Saturday, May 18, 2013

How do psychological needs and personality traits differ in the manner in which they motivate behavior? If psychological needs have presumptive brain or physiological correlates, are they still psychological needs?

      Psychological needs push an individual's behavior toward satisfying activities or incentives. Some examples of psychological needs include food, water, breathing, shelter, clothing, homeostasis, and sexual reproduction. These psychological needs push an individual's behaviors in different ways depending on the circumstances of that need, and what that need relates to. When needs are met satisfaction is produced, however when needs are unsatisfied psychological ill health is produced (Deckers, 2010).
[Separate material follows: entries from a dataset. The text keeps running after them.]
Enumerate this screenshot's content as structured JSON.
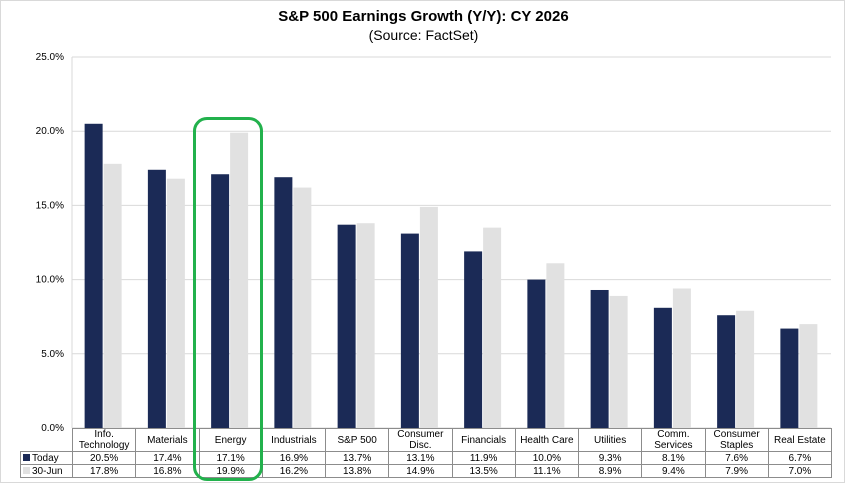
{
  "chart_data": {
    "type": "bar",
    "title": "S&P 500 Earnings Growth (Y/Y): CY 2026",
    "subtitle": "(Source: FactSet)",
    "categories": [
      "Info. Technology",
      "Materials",
      "Energy",
      "Industrials",
      "S&P 500",
      "Consumer Disc.",
      "Financials",
      "Health Care",
      "Utilities",
      "Comm. Services",
      "Consumer Staples",
      "Real Estate"
    ],
    "series": [
      {
        "name": "Today",
        "color": "#1b2a56",
        "values": [
          20.5,
          17.4,
          17.1,
          16.9,
          13.7,
          13.1,
          11.9,
          10.0,
          9.3,
          8.1,
          7.6,
          6.7
        ],
        "labels": [
          "20.5%",
          "17.4%",
          "17.1%",
          "16.9%",
          "13.7%",
          "13.1%",
          "11.9%",
          "10.0%",
          "9.3%",
          "8.1%",
          "7.6%",
          "6.7%"
        ]
      },
      {
        "name": "30-Jun",
        "color": "#e1e1e1",
        "values": [
          17.8,
          16.8,
          19.9,
          16.2,
          13.8,
          14.9,
          13.5,
          11.1,
          8.9,
          9.4,
          7.9,
          7.0
        ],
        "labels": [
          "17.8%",
          "16.8%",
          "19.9%",
          "16.2%",
          "13.8%",
          "14.9%",
          "13.5%",
          "11.1%",
          "8.9%",
          "9.4%",
          "7.9%",
          "7.0%"
        ]
      }
    ],
    "ylim": [
      0,
      25
    ],
    "yticks": [
      0,
      5,
      10,
      15,
      20,
      25
    ],
    "ytick_labels": [
      "0.0%",
      "5.0%",
      "10.0%",
      "15.0%",
      "20.0%",
      "25.0%"
    ],
    "grid": true,
    "legend": "data table rows",
    "highlight": "Energy"
  }
}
Motivation comes from within an individual to satisfy his or her needs and to attain psychological health (Deckers, 2010). As for personality traits, they do not push an individual's behavior like psychological needs. Personality traits are what determines whether incentives are valued in two different ways, which is positively or negatively (Deckers, 2010). For example, an individual with the trait of extraversion will positively value and is pulled to join large social clubs and attend large social gatherings. However, an introvert will negatively value joining large social clubs and attending large social gatherings.
     I do believe that if psychological needs have presumptive brain or physiological correlates, they are still psychological needs. The reason why is because needs exist permanently, and lie dormant until activated (Deckers, 2010).
Deckers, L. (2010). Motivation: Biological, psychological, and environmental (3rd.ed.). Boston, MA: Allyn & Bacon.